Di balik optimisme itu, banyak kalangan
di dalam negeri mewanti-wanti bahwa pertumbuhan ekonomi Indonesia
berdiri di atas fondasi yang keropos dan karena itu, rapuh menghadapi
badai krisis ekonomi.
Lembaga kajian ekonomi Indef mencatat sejumlah indikator rapuhnya bangunan ekonomi Indonesia. Pertama,
sektor nontradable mengalami laju pertumbuhan tertinggi hingga kuartal
III 2012. Sektor nontradable itu ialah pengangkutan dan komunikasi yang
tumbuh 10,29%, disusul sektor perdagangan, hotel, dan restoran 8,04%.
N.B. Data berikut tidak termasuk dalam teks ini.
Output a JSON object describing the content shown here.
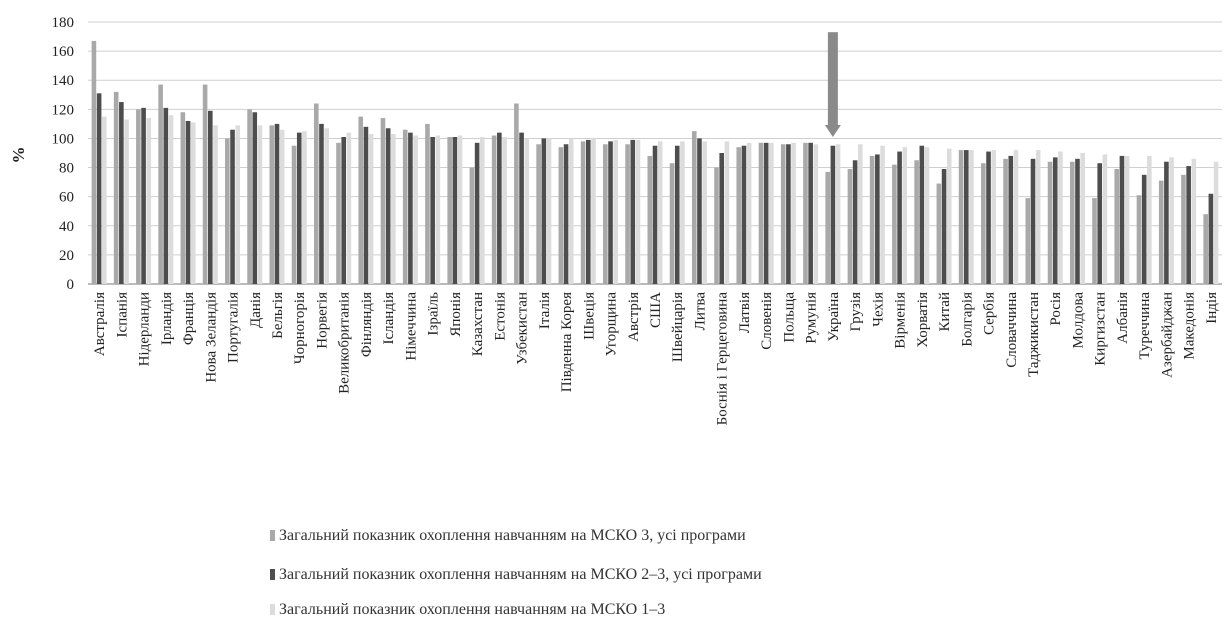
{
  "chart_data": {
    "type": "bar",
    "ylabel": "%",
    "ylim": [
      0,
      180
    ],
    "yticks": [
      0,
      20,
      40,
      60,
      80,
      100,
      120,
      140,
      160,
      180
    ],
    "grid": true,
    "legend_position": "bottom",
    "categories": [
      "Австралія",
      "Іспанія",
      "Нідерланди",
      "Ірландія",
      "Франція",
      "Нова Зеландія",
      "Португалія",
      "Данія",
      "Бельгія",
      "Чорногорія",
      "Норвегія",
      "Великобританія",
      "Фінляндія",
      "Ісландія",
      "Німеччина",
      "Ізраїль",
      "Японія",
      "Казахстан",
      "Естонія",
      "Узбекистан",
      "Італія",
      "Південна Корея",
      "Швеція",
      "Угорщина",
      "Австрія",
      "США",
      "Швейцарія",
      "Литва",
      "Боснія і Герцеговина",
      "Латвія",
      "Словенія",
      "Польща",
      "Румунія",
      "Україна",
      "Грузія",
      "Чехія",
      "Вірменія",
      "Хорватія",
      "Китай",
      "Болгарія",
      "Сербія",
      "Словаччина",
      "Таджикистан",
      "Росія",
      "Молдова",
      "Киргизстан",
      "Албанія",
      "Туреччина",
      "Азербайджан",
      "Македонія",
      "Індія"
    ],
    "series": [
      {
        "name": "Загальний показник охоплення навчанням на МСКО 3, усі програми",
        "color": "#a9a9a9",
        "values": [
          167,
          132,
          120,
          137,
          118,
          137,
          100,
          120,
          109,
          95,
          124,
          97,
          115,
          114,
          106,
          110,
          101,
          80,
          102,
          124,
          96,
          94,
          98,
          96,
          96,
          88,
          83,
          105,
          80,
          94,
          97,
          96,
          97,
          77,
          79,
          88,
          82,
          85,
          69,
          92,
          83,
          86,
          59,
          84,
          84,
          59,
          79,
          61,
          71,
          75,
          48
        ]
      },
      {
        "name": "Загальний показник охоплення навчанням на МСКО 2–3, усі програми",
        "color": "#4d4d4d",
        "values": [
          131,
          125,
          121,
          121,
          112,
          119,
          106,
          118,
          110,
          104,
          110,
          101,
          108,
          107,
          104,
          101,
          101,
          97,
          104,
          104,
          100,
          96,
          99,
          98,
          99,
          95,
          95,
          100,
          90,
          95,
          97,
          96,
          97,
          95,
          85,
          89,
          91,
          95,
          79,
          92,
          91,
          88,
          86,
          87,
          86,
          83,
          88,
          75,
          84,
          81,
          62
        ]
      },
      {
        "name": "Загальний показник охоплення навчанням на МСКО 1–3",
        "color": "#dcdcdc",
        "values": [
          115,
          113,
          114,
          116,
          111,
          109,
          109,
          109,
          106,
          105,
          107,
          104,
          103,
          103,
          102,
          102,
          102,
          101,
          101,
          100,
          100,
          100,
          100,
          99,
          99,
          98,
          98,
          98,
          98,
          97,
          97,
          97,
          96,
          96,
          96,
          95,
          94,
          94,
          93,
          92,
          92,
          92,
          92,
          91,
          90,
          89,
          88,
          88,
          87,
          86,
          84
        ]
      }
    ],
    "annotations": [
      {
        "type": "arrow",
        "target_category": "Україна",
        "color": "#8a8a8a"
      }
    ]
  },
  "legend": {
    "items": [
      {
        "label": "Загальний показник охоплення навчанням на МСКО 3, усі програми",
        "color": "#a9a9a9"
      },
      {
        "label": "Загальний показник охоплення навчанням на МСКО 2–3, усі програми",
        "color": "#4d4d4d"
      },
      {
        "label": "Загальний показник охоплення навчанням на МСКО 1–3",
        "color": "#dcdcdc"
      }
    ]
  }
}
Sebaliknya, di sektor tradable,
pertambangan dan penggalian hanya tumbuh 1,94%, pertanian 4,27%, dan
industri pengolahan 5,81%. Padahal, sektor tradable merupakan sektor
padat karya yang menyerap lebih dari separuh angkatan kerja yang
berjumlah 110,8 juta orang.
Kedua, tingginya jumlah
pekerja di sektor informal. Meski pemerintah mengklaim tingkat
pengangguran terbuka turun hingga 6,14%, dalam komposisi angkatan kerja,
pekerja informal masih mendominasi dengan jumlah hingga 62,7%.
Ketiga, jurang
kesenjangan ekonomi kian menganga. Itu ditunjukkan meningkatnya
koefisien rasio Gini. Koefisien Gini 2012 mencapai 0,41, meningkat dari
tahun-tahun sebelumnya yang berada di bawah 0,4.
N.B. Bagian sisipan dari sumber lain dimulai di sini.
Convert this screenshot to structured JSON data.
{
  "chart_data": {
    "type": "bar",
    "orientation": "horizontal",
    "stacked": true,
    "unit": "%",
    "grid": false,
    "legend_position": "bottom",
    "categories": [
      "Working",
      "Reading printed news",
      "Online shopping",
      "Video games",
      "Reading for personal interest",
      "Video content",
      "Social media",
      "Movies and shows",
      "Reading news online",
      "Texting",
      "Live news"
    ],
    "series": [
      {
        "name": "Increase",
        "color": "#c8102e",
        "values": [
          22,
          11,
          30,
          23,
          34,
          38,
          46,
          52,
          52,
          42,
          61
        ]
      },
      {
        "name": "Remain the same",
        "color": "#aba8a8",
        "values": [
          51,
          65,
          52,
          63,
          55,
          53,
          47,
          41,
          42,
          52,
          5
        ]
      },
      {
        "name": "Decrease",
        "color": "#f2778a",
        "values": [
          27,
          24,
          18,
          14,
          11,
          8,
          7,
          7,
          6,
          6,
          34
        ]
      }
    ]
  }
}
Ketimpangan ekonomi bisa dilihat dari
jomplangnya jumlah orang kaya dan miskin. Majalah Forbes mencatat 40
orang terkaya di Indonesia pada 2012 yang bergelimang harta hingga
US$88,6 miliar. Bandingkan dengan jumlah orang miskin yang menurut data
Badan Pusat Statistik per Maret 2012 mencapai lebih dari 30 juta orang
dengan pengeluaran cuma sekitar Rp240 ribu per orang per bulan.
Indikator-indikator kerapuhan fondasi
bangunan ekonomi itu sejatinya menunjukkan tidak berkualitasnya
pertumbuhan ekonomi Indonesia. Kita cenderung mengejar pertumbuhan,
tetapi mengabaikan pemerataan.
Berbagai indikator kerapuhan ekonomi itu
semestinya tidak lantas membuat pemerintah panas telinga. Justru dengan
indikator itu, pemerintah bisa segera mengambil langkah-langkah
meningkatkan kualitas pertumbuhan ekonomi, misalnya dengan mengutamakan
pengembangan sektor padat karya.
Dengan perkataan singkat, pemerintah
harus menjadikan kritik tentang rapuhnya fondasi ekonomi sebagai
penyeimbang agar tidak overconfident, tidak terlena dengan indahnya
prediksi angka pertumbuhan ekonomi.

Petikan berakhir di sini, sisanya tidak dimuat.